AI spots hidden security flaws in hundreds of 5G smartphone models

BUFFALO, N.Y. – New research led by the University at Buffalo has uncovered security flaws in more than 540 5G smartphone models worldwide that could allow attackers to disrupt service by exploiting a brief gap before devices confirm that a network connection is legitimate.

“Every time you make a call, send a text or stream video on a 5G smartphone, the device exchanges a rapid series of configuration messages with a nearby cell tower, some of which are processed prior to the phone verifying the tower’s authenticity,” said lead research investigator Hongxin Hu, PhD, professor and associate department chair in UB’s Department of Computer Science and Engineering. “Our team found that this process creates an opening for malicious interference, exposing vulnerabilities that affect smartphones from every major manufacturer.”

To address this risk, Hu and collaborators from UB and Texas A&M University developed an AI–driven testing framework called CONSET (Constraint‑Guided Semantic Testing) that detects these hidden weaknesses and helps manufacturers fix them before they can be exploited.

The 5G standard that governs how phones talk to cell towers was developed by the 3rd Generation Partnership Project (3GPP) and spans thousands of pages of technical specifications. Within those documents are detailed rules describing how different parts of a phone’s configuration messages are supposed to work together. When those relationships aren’t implemented correctly in device software, subtle logic errors can slip through the traditional testing methods used by manufacturers.

“In the past, testing often focused on crashing or disrupting phones by sending garbled or malformed messages. That’s essentially the digital equivalent of shouting nonsense,” Hu said. “Our approach with CONSET is different. We send messages that look normal on the surface but contain carefully crafted contradictions that violate the specification’s own rules.”
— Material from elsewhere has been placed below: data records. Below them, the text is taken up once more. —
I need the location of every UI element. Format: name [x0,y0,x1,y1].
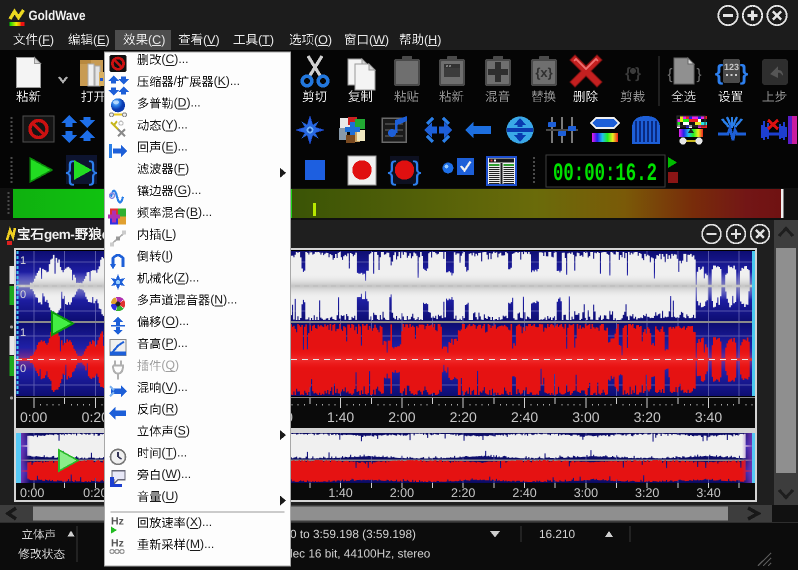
svg-text:1: 1 [20,327,26,339]
svg-text:1:40: 1:40 [327,409,354,425]
svg-text:(V)...: (V)... [161,380,187,394]
svg-text:(L): (L) [161,227,176,241]
svg-text:{: { [715,60,724,85]
svg-text:3:20: 3:20 [634,409,661,425]
svg-text:(H): (H) [424,33,441,47]
svg-text:(E): (E) [93,33,110,47]
svg-text:(B)...: (B)... [186,205,212,219]
svg-text:(N)...: (N)... [210,292,237,306]
svg-text:3:40: 3:40 [695,409,722,425]
svg-text:lec 16 bit, 44100Hz, stereo: lec 16 bit, 44100Hz, stereo [290,547,431,561]
svg-text:16.210: 16.210 [539,527,576,541]
svg-text:3:40: 3:40 [696,486,720,500]
svg-text:gem-: gem- [44,227,75,242]
svg-text:(X)...: (X)... [186,515,212,529]
svg-text:1:40: 1:40 [328,486,352,500]
svg-text:2:20: 2:20 [451,486,475,500]
svg-text:3:00: 3:00 [572,409,599,425]
svg-text:(P)...: (P)... [161,336,187,350]
svg-text:00:00:16.2: 00:00:16.2 [553,159,657,188]
svg-text:2:00: 2:00 [388,409,415,425]
svg-text:(K)...: (K)... [214,74,240,88]
svg-text:(O)...: (O)... [161,314,189,328]
svg-text:0 to 3:59.198 (3:59.198): 0 to 3:59.198 (3:59.198) [290,527,416,541]
svg-text:}: } [696,66,701,83]
svg-text:(R): (R) [161,402,178,416]
svg-text:(I): (I) [161,249,173,263]
svg-text:(G)...: (G)... [174,183,202,197]
svg-text:GoldWave: GoldWave [29,8,86,23]
svg-text:{: { [667,66,672,83]
svg-text:1: 1 [20,255,26,267]
svg-text:(E)...: (E)... [161,139,187,153]
svg-text:123: 123 [724,62,739,72]
svg-text:(F): (F) [38,33,54,47]
svg-text:2:40: 2:40 [512,486,536,500]
svg-text:3:00: 3:00 [574,486,598,500]
svg-text:}: } [740,60,749,85]
svg-text:Hz: Hz [111,516,124,528]
svg-text:2:20: 2:20 [450,409,477,425]
svg-text:(Z)...: (Z)... [174,271,200,285]
svg-text:0:00: 0:00 [20,486,44,500]
svg-text:(C): (C) [148,33,165,47]
svg-text:2:00: 2:00 [390,486,414,500]
svg-text:Hz: Hz [111,538,124,550]
svg-text:(V): (V) [203,33,220,47]
svg-text:(Q): (Q) [161,358,179,372]
svg-text:2:40: 2:40 [511,409,538,425]
svg-text:(W): (W) [369,33,389,47]
svg-text:{x}: {x} [535,65,552,80]
svg-text:(T)...: (T)... [161,445,187,459]
svg-text:(U): (U) [161,489,178,503]
svg-text:3:20: 3:20 [635,486,659,500]
svg-text:(D)...: (D)... [174,96,201,110]
svg-text:(S): (S) [174,424,190,438]
svg-text:{: { [65,156,74,186]
svg-text:(O): (O) [314,33,332,47]
svg-text:(Y)...: (Y)... [161,118,187,132]
svg-text:(C)...: (C)... [161,52,188,66]
svg-text:(T): (T) [258,33,274,47]
svg-text:0:00: 0:00 [20,409,47,425]
svg-text:(M)...: (M)... [186,537,215,551]
svg-text:0: 0 [20,363,26,375]
svg-text:0: 0 [20,289,26,301]
svg-text:(W)...: (W)... [161,467,191,481]
svg-text:(F): (F) [174,161,190,175]
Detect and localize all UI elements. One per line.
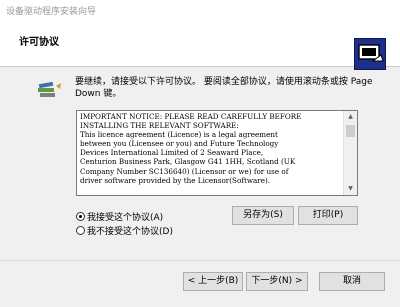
books-icon xyxy=(36,80,62,102)
decline-label: 我不接受这个协议(D) xyxy=(87,227,173,237)
scroll-up-icon[interactable]: ▲ xyxy=(344,111,357,123)
instruction-text: 要继续，请接受以下许可协议。 要阅读全部协议，请使用滚动条或按 Page Dow… xyxy=(75,77,373,99)
window-title: 设备驱动程序安装向导 xyxy=(6,7,97,17)
print-button[interactable]: 打印(P) xyxy=(298,206,358,225)
divider xyxy=(0,260,400,261)
license-text: IMPORTANT NOTICE: PLEASE READ CAREFULLY … xyxy=(80,112,302,185)
wizard-header: 许可协议 xyxy=(0,22,400,70)
title-bar: 设备驱动程序安装向导 xyxy=(0,0,400,23)
decline-option[interactable]: 我不接受这个协议(D) xyxy=(76,226,173,238)
cancel-button[interactable]: 取消 xyxy=(319,272,385,291)
radio-selected-icon[interactable] xyxy=(76,212,85,221)
license-scrollbar[interactable]: ▲ ▼ xyxy=(343,111,357,195)
license-textbox[interactable]: IMPORTANT NOTICE: PLEASE READ CAREFULLY … xyxy=(76,110,358,196)
back-button[interactable]: < 上一步(B) xyxy=(183,272,243,291)
installer-wizard-icon xyxy=(354,38,386,70)
scroll-thumb[interactable] xyxy=(346,125,355,137)
accept-label: 我接受这个协议(A) xyxy=(87,213,164,223)
accept-option[interactable]: 我接受这个协议(A) xyxy=(76,212,163,224)
next-button[interactable]: 下一步(N) > xyxy=(246,272,308,291)
page-title: 许可协议 xyxy=(19,37,59,48)
save-as-button[interactable]: 另存为(S) xyxy=(232,206,294,225)
scroll-down-icon[interactable]: ▼ xyxy=(344,183,357,195)
radio-unselected-icon[interactable] xyxy=(76,226,85,235)
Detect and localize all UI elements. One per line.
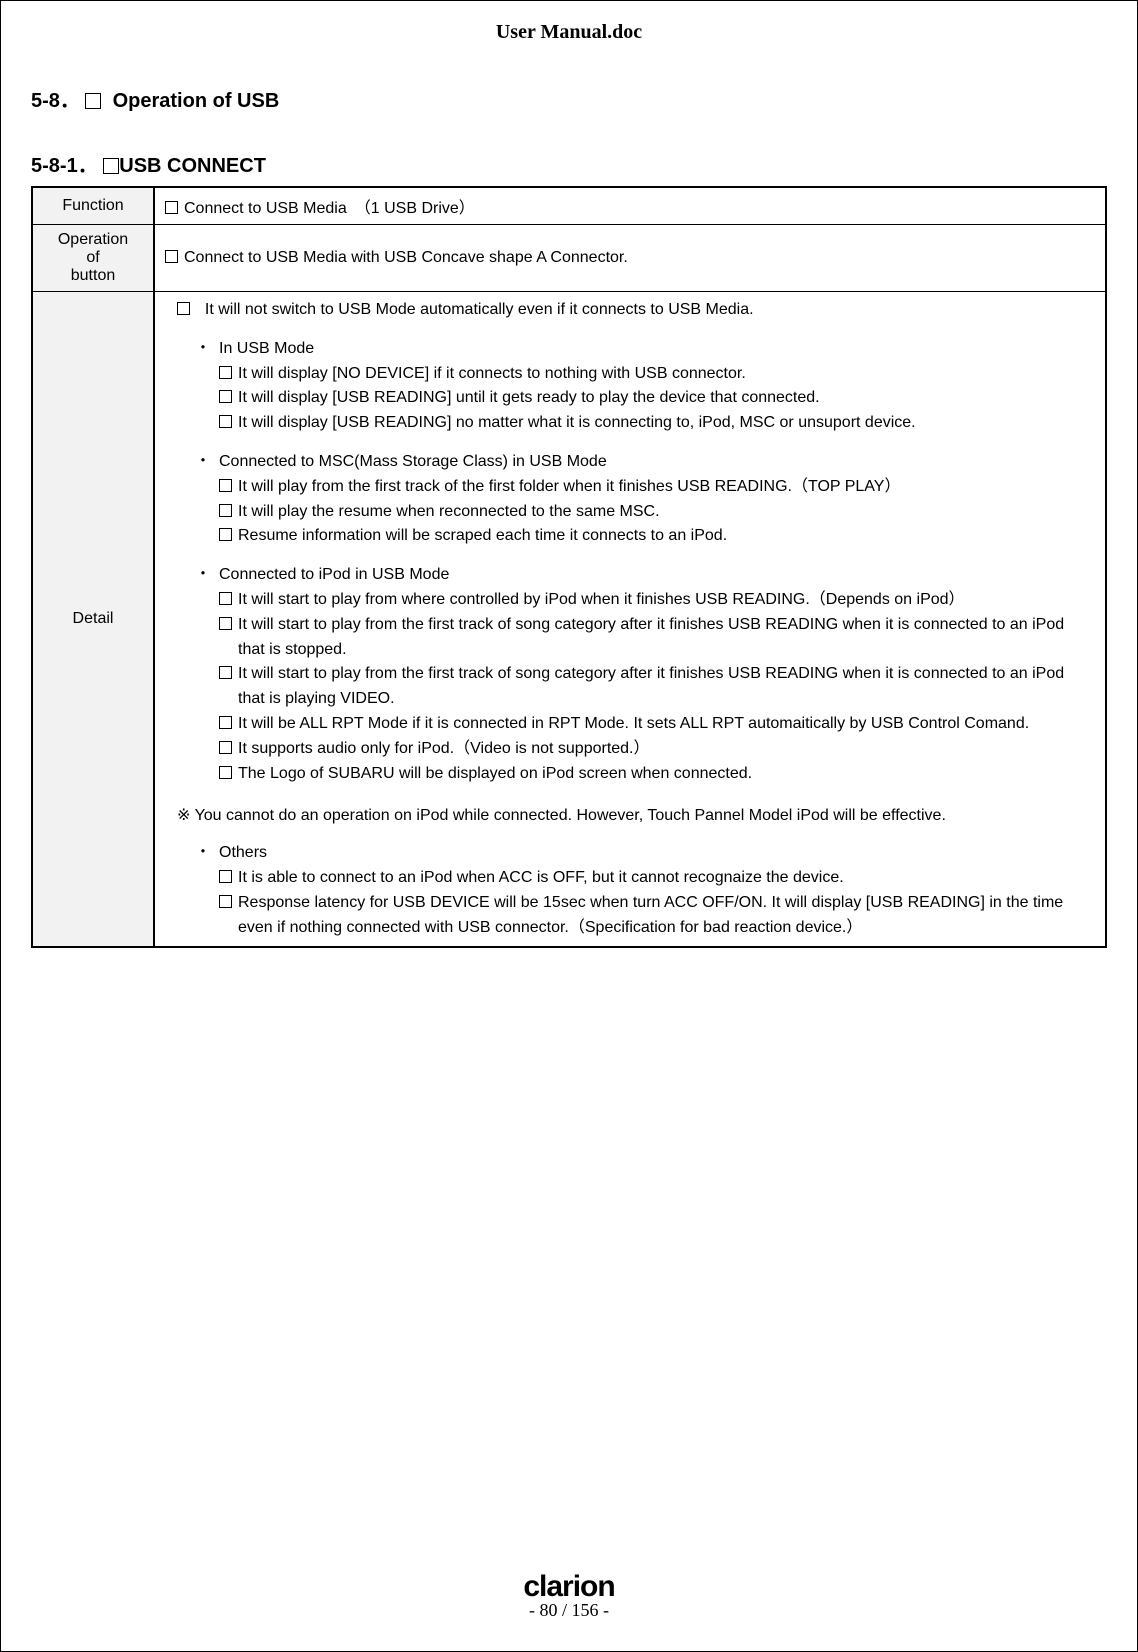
- detail-note: ※ You cannot do an operation on iPod whi…: [177, 804, 1095, 829]
- row-label-function: Function: [32, 187, 154, 225]
- document-page: User Manual.doc 5-8． Operation of USB 5-…: [0, 0, 1138, 1652]
- checkbox-icon: [219, 479, 232, 492]
- detail-item: It supports audio only for iPod.（Video i…: [219, 737, 1089, 762]
- operation-label-line3: button: [71, 267, 115, 284]
- detail-group-heading: ・ Connected to iPod in USB Mode: [195, 563, 1095, 588]
- checkbox-icon: [219, 895, 232, 908]
- row-label-detail: Detail: [32, 292, 154, 948]
- checkbox-icon: [219, 592, 232, 605]
- detail-item-text: It is able to connect to an iPod when AC…: [238, 866, 844, 891]
- checkbox-icon: [177, 302, 190, 315]
- checkbox-icon: [219, 741, 232, 754]
- detail-intro: It will not switch to USB Mode automatic…: [205, 301, 754, 318]
- detail-item: It will play from the first track of the…: [219, 475, 1089, 500]
- page-footer: clarion - 80 / 156 -: [1, 1570, 1137, 1621]
- detail-item: It will start to play from the first tra…: [219, 613, 1089, 663]
- group-title: In USB Mode: [219, 337, 314, 362]
- row-value-function: Connect to USB Media （1 USB Drive）: [154, 187, 1106, 225]
- detail-item: It will display [NO DEVICE] if it connec…: [219, 362, 1089, 387]
- checkbox-icon: [85, 93, 101, 109]
- detail-group-heading: ・ Connected to MSC(Mass Storage Class) i…: [195, 450, 1095, 475]
- row-label-operation: Operation of button: [32, 225, 154, 292]
- section-number: 5-8．: [31, 90, 80, 112]
- bullet-icon: ・: [195, 450, 219, 475]
- detail-item-text: It will be ALL RPT Mode if it is connect…: [238, 712, 1029, 737]
- detail-item: It will start to play from where control…: [219, 588, 1089, 613]
- bullet-icon: ・: [195, 337, 219, 362]
- checkbox-icon: [165, 250, 178, 263]
- checkbox-icon: [219, 390, 232, 403]
- subsection-title: USB CONNECT: [119, 155, 266, 177]
- bullet-icon: ・: [195, 563, 219, 588]
- document-title: User Manual.doc: [31, 21, 1107, 44]
- checkbox-icon: [219, 666, 232, 679]
- checkbox-icon: [103, 158, 119, 174]
- row-value-operation: Connect to USB Media with USB Concave sh…: [154, 225, 1106, 292]
- operation-label-line2: of: [86, 249, 99, 266]
- bullet-icon: ・: [195, 841, 219, 866]
- checkbox-icon: [165, 201, 178, 214]
- group-title: Connected to iPod in USB Mode: [219, 563, 449, 588]
- checkbox-icon: [219, 617, 232, 630]
- subsection-heading: 5-8-1． USB CONNECT: [31, 149, 1107, 178]
- detail-item: The Logo of SUBARU will be displayed on …: [219, 762, 1089, 787]
- spec-table: Function Connect to USB Media （1 USB Dri…: [31, 186, 1107, 948]
- page-number: - 80 / 156 -: [1, 1600, 1137, 1621]
- detail-item-text: It will start to play from the first tra…: [238, 613, 1089, 663]
- row-value-detail: It will not switch to USB Mode automatic…: [154, 292, 1106, 948]
- operation-text: Connect to USB Media with USB Concave sh…: [184, 249, 628, 266]
- subsection-number: 5-8-1．: [31, 155, 98, 177]
- detail-item-text: It will display [NO DEVICE] if it connec…: [238, 362, 746, 387]
- checkbox-icon: [219, 716, 232, 729]
- detail-item-text: It will start to play from where control…: [238, 588, 965, 613]
- operation-label-line1: Operation: [58, 231, 128, 248]
- detail-item-text: Resume information will be scraped each …: [238, 524, 727, 549]
- group-title: Others: [219, 841, 267, 866]
- group-title: Connected to MSC(Mass Storage Class) in …: [219, 450, 607, 475]
- brand-logo: clarion: [1, 1570, 1137, 1604]
- checkbox-icon: [219, 504, 232, 517]
- checkbox-icon: [219, 870, 232, 883]
- detail-item-text: It will display [USB READING] until it g…: [238, 386, 820, 411]
- detail-item-text: It will play the resume when reconnected…: [238, 500, 660, 525]
- detail-item-text: It supports audio only for iPod.（Video i…: [238, 737, 650, 762]
- function-text: Connect to USB Media （1 USB Drive）: [184, 200, 475, 217]
- detail-item: It will start to play from the first tra…: [219, 662, 1089, 712]
- detail-item-text: Response latency for USB DEVICE will be …: [238, 891, 1089, 941]
- detail-item: It will be ALL RPT Mode if it is connect…: [219, 712, 1089, 737]
- detail-group-heading: ・ Others: [195, 841, 1095, 866]
- detail-item: It will display [USB READING] until it g…: [219, 386, 1089, 411]
- detail-item: It will display [USB READING] no matter …: [219, 411, 1089, 436]
- detail-item-text: It will display [USB READING] no matter …: [238, 411, 916, 436]
- section-title: Operation of USB: [113, 90, 280, 112]
- checkbox-icon: [219, 528, 232, 541]
- detail-item: Response latency for USB DEVICE will be …: [219, 891, 1089, 941]
- checkbox-icon: [219, 415, 232, 428]
- checkbox-icon: [219, 366, 232, 379]
- checkbox-icon: [219, 766, 232, 779]
- detail-item-text: It will play from the first track of the…: [238, 475, 900, 500]
- detail-item: It will play the resume when reconnected…: [219, 500, 1089, 525]
- detail-item: It is able to connect to an iPod when AC…: [219, 866, 1089, 891]
- detail-item-text: The Logo of SUBARU will be displayed on …: [238, 762, 752, 787]
- detail-item-text: It will start to play from the first tra…: [238, 662, 1089, 712]
- section-heading: 5-8． Operation of USB: [31, 84, 1107, 113]
- detail-group-heading: ・ In USB Mode: [195, 337, 1095, 362]
- detail-item: Resume information will be scraped each …: [219, 524, 1089, 549]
CONSET relies on a large language model (LLM) – the same class of AI technology behind tools like ChatGPT — to read and interpret the 3GPP standards. The model extracts requirements from the standards’ natural-language sections, converts them into machine-checkable rules and generates targeted test cases to reveal hidden vulnerabilities.

Using the AI framework, the researchers uncovered seven new vulnerabilities in commercial 5G smartphones, including three classified by industry as high severity. The confirmed flaws affect 64 modem chipsets – the components that handle cellular communication – used in 542 smartphone models. According to Hu, many of these flaws are buried in the gap between what the 5G standards require and how a device’s software interprets them.

The research team evaluated CONSET on eight commercial 5G smartphones across four major chipset families, delivering test messages wirelessly in a controlled laboratory setting. On devices with MediaTek and Qualcomm chipsets, the crafted messages triggered modem crashes and connection failures. In many cases, affected phones could not reconnect to the network without a manual reboot.

MediaTek assigned three high-severity Common Vulnerabilities and Exposures (CVEs) and released patches. Qualcomm confirmed several findings, with additional issues under review. For their efforts, the researchers received $16,000 in combined bug bounty awards, which are payments companies offer for responsibly reporting security flaws.

“An attacker using inexpensive radio equipment could set up a fake cell tower and crash nearby phones, cutting off calls, data and even emergency communications,” Hu said. “The good news is that, because we followed responsible disclosure practices, manufacturers were able to patch the vulnerabilities before they could be misused.”

The team also tested CONSET on an open‑source 5G platform, where it identified 29 distinct crash points and produced detailed traces to guide developer fixes. Four of those issues have already been resolved, with additional remediation underway.

More recently, the team discovered additional baseband system vulnerabilities affecting Apple and Google devices and is working with both companies to address them.

The team’s study, “Semantics Over Syntax: Uncovering Pre‑Authentication 5G Baseband Vulnerabilities,” was recently accepted to the 35th USENIX Security Symposium, one of the world’s leading academic conferences on computer and information security, which will be held later this summer in Baltimore.

The Global System for Mobile Communications Association has also formally acknowledged the team’s responsible disclosure and its contributions to strengthening the security of the global mobile ecosystem.

“5G is the backbone of our connected world, from consumer smartphones to critical infrastructure,” Hu said. “This work shows that AI can play an important role in making that backbone more secure.”

In addition to Hu, co-authors include UB PhD students Qiqing Huang and Xingyu Wang, as well as Wanda Guo and Guofei Gu of Texas A&M University. The work was supported in part by the National Science Foundation.